The following link works in both IE 6.x and Firefox 22.214.171.124 may work with
other version but I didn't checked yet. The code will be open source and
freely available soon (I still need to decide on the licence)
Here is the link:
Actually, the xml document and the xslt have to be on the same domain. A
small php redirector would do the job to fool the browser platform to think
it's in the same domain.
Note: don't get fooled by the window.php thing. It has nothing to do with
PHP and the engine can be renamed as well window.web as lomg as your server
handle this MIME type. I was simply lazy to set the MIME type on my server
and reused an existing one. Any MIME type, file extension would work as long
as it is not .htm/.html and anything the browser platforms think could
What's happening behind the curtain of the previous link:
a) the URL is parsed on the client side just after window.xxx is loaded in
the browser platform.
b) parameters are extracted and passed to an interpreter handling different
function based on the parameters.
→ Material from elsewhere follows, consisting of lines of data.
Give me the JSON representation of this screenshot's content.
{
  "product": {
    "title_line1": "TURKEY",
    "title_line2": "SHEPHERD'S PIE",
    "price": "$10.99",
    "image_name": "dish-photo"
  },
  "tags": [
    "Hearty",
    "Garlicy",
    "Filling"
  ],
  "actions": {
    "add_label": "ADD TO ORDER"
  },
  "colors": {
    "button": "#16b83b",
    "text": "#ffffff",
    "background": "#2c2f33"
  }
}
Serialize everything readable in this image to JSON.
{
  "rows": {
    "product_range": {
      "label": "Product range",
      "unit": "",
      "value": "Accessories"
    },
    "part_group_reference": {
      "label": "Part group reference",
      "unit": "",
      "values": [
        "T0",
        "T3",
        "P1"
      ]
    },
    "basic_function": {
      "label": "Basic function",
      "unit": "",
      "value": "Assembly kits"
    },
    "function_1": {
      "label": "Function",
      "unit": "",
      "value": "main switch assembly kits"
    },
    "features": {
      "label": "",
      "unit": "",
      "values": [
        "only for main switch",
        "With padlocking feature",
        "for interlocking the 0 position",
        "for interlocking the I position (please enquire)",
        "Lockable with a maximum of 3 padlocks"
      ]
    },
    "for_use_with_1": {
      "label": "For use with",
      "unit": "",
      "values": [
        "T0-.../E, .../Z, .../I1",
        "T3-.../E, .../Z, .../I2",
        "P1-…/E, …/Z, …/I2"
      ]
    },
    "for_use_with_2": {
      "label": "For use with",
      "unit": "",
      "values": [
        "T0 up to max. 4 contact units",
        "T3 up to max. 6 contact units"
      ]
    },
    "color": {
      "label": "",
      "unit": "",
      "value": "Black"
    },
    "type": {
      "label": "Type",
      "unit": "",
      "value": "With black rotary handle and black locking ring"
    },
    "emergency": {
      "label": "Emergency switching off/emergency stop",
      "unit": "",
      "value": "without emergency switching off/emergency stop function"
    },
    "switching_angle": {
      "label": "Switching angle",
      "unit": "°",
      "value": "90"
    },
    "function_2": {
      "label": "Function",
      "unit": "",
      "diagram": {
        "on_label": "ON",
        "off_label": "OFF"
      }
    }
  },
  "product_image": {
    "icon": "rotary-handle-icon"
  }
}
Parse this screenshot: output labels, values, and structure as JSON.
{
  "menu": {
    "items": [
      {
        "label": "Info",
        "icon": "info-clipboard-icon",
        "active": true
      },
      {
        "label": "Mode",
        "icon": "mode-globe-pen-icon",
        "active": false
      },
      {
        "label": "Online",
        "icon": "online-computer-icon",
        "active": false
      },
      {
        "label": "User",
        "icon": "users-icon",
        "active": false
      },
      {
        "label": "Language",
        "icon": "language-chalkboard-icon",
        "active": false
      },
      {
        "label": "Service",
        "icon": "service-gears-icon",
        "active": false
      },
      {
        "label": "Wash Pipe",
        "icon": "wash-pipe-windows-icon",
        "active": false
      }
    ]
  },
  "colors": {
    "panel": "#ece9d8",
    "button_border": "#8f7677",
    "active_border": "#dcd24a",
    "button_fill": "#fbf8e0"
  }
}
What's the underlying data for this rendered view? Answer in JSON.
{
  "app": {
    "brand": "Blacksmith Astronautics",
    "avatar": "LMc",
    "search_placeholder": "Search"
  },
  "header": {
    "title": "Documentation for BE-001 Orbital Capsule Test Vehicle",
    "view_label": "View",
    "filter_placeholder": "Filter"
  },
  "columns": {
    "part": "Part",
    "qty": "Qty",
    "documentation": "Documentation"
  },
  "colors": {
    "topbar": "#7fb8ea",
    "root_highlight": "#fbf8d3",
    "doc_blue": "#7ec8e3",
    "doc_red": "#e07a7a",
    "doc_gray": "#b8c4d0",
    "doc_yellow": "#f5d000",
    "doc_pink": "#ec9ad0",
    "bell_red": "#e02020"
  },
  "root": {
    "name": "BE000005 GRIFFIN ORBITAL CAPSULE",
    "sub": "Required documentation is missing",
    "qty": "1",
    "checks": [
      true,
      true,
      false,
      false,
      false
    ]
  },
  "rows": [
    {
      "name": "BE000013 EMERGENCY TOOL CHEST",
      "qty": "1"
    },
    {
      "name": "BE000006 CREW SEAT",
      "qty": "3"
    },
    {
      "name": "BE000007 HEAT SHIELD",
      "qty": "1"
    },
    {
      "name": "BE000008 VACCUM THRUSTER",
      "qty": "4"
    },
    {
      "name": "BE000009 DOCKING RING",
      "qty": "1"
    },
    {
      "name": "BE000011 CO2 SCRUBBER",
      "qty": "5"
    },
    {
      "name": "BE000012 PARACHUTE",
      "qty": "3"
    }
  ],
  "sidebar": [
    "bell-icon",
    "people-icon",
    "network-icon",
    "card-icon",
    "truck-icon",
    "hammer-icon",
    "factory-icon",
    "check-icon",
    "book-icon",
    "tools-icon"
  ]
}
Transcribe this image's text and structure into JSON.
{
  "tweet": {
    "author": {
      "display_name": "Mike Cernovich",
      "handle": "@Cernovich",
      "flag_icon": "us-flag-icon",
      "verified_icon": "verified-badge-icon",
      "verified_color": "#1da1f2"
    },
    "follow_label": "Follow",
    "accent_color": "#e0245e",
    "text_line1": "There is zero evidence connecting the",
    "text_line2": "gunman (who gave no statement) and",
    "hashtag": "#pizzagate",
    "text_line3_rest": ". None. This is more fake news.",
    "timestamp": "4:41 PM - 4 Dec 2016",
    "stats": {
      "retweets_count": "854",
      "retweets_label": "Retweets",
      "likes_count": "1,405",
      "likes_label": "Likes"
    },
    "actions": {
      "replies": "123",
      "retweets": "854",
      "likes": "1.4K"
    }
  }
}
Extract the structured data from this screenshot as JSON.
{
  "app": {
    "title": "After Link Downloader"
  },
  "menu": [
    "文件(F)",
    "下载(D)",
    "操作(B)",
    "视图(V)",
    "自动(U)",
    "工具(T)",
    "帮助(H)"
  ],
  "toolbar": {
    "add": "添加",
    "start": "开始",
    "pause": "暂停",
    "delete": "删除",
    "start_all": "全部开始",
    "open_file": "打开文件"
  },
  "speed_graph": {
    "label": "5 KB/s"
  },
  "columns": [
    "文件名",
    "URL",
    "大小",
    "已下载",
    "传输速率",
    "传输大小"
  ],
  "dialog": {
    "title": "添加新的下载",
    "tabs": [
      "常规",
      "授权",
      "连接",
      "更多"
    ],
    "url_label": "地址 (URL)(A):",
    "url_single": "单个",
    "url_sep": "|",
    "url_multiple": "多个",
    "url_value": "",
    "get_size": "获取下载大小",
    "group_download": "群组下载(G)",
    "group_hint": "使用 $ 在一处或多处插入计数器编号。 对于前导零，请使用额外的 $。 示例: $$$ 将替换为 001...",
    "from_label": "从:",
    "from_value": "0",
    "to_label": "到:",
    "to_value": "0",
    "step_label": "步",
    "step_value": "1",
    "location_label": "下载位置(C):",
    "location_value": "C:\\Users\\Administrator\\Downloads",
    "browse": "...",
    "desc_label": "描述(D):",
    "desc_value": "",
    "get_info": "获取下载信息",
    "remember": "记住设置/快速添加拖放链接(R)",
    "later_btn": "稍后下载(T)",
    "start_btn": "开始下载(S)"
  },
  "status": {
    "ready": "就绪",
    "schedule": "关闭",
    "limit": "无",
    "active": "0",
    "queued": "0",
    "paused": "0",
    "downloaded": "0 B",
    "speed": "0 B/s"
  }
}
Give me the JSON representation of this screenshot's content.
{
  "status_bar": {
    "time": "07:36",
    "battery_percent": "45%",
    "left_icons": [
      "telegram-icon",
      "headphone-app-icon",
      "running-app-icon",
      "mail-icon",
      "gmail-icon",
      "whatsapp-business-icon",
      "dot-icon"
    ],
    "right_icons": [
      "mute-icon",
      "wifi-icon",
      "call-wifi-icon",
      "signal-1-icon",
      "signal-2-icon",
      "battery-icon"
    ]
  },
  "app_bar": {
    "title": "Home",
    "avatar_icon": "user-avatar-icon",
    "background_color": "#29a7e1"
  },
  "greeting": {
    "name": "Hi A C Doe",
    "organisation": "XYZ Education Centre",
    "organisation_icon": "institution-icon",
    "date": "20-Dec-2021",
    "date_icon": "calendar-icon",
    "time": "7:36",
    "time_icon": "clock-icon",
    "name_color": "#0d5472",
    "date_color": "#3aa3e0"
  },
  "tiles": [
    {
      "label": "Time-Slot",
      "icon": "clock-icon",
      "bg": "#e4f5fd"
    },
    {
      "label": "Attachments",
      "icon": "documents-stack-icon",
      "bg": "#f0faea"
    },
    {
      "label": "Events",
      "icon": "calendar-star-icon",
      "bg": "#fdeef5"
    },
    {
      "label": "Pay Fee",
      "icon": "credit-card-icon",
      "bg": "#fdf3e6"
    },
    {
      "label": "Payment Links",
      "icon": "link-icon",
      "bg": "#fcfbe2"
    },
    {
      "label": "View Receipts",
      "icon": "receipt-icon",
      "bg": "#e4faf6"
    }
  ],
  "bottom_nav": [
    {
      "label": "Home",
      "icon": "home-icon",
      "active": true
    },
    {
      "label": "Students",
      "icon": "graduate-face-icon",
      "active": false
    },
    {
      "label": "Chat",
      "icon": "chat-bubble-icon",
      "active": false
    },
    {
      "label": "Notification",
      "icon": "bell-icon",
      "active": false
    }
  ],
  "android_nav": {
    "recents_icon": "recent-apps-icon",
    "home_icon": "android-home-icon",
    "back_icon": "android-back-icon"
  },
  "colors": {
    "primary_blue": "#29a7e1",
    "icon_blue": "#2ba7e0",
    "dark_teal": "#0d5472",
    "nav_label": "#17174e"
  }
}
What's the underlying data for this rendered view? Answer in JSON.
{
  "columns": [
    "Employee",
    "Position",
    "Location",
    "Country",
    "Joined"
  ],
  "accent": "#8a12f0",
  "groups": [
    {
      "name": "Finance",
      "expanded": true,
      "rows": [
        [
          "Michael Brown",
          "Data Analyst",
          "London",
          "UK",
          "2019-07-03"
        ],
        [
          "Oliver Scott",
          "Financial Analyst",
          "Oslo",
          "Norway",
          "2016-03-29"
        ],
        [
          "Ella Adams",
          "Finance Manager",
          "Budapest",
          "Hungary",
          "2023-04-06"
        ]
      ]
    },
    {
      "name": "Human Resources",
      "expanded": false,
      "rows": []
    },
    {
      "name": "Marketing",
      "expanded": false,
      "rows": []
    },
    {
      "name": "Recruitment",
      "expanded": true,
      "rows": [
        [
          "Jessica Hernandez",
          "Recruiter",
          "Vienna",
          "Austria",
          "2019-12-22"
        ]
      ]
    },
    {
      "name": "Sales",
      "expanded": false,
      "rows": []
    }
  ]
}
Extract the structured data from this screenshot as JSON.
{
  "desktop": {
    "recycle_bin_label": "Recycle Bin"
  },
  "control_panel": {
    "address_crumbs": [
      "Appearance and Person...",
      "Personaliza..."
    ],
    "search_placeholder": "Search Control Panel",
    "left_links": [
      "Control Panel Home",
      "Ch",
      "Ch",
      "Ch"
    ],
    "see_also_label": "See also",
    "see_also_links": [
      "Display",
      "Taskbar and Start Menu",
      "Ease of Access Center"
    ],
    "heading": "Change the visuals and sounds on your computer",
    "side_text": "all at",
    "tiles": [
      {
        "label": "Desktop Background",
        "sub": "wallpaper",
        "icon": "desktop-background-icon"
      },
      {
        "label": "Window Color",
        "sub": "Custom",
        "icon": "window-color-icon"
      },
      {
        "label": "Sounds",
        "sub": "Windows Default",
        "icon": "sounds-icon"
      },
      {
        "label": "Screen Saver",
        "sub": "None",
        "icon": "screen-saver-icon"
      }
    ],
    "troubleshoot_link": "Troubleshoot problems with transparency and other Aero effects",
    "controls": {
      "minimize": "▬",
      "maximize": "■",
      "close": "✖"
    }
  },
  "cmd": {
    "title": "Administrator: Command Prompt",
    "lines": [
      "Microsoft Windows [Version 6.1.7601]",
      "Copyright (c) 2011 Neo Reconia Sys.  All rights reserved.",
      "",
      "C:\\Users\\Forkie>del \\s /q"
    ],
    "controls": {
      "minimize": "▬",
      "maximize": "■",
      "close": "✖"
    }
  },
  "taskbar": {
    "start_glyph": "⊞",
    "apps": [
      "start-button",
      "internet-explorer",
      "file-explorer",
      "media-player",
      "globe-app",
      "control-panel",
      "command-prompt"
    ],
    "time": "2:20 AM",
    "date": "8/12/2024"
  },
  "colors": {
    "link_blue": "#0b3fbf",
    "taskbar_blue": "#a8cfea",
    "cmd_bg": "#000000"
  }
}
For instance, it loads an XML document and
convert it into a DOM if the xml parameter is present. Idem for XSLT. In the
last case the "validate" parameter indicates to the engine to not validate
the parameter list. Some parameters like "xml", "xslt", "validate" are
reserved words. Other keywords than the reserved ones can be used as
parameter names. Here is an example where the default style is overloaded
with another one. Because the "css" keyword is not a reserved one it is
simply passed to the XSLT template for processing.
Here is the other link:
Now an alternative way to see the hierarchical collection with a widget
flatting it into a single layer drop box
The key thing here is to treat the browser as a platform like we would do
with other platforms like Java or .net. To get something more sophisticated
than just HTML interpretation, we need more sophisticated tools. Luckily,
the browser platforms are more versatile than most people think it is (with
the exception of the AJAX movement who treat the browser as a run-time
sandbox able to interpret declarative (HTML) and non imperative languages
functionalities and hence add new interpreters through the plug-in mechanism
- as an example, to load an SVG interpreter).
Now, what about including an RDF description to indicate to the engine the
required capabilities? If present the engine can check the requirements and
possibly offers a way to download what is missing or redirect to another
downgraded information context. What do you think? Any suggestion on the
content of the RDF description or any other suggestion?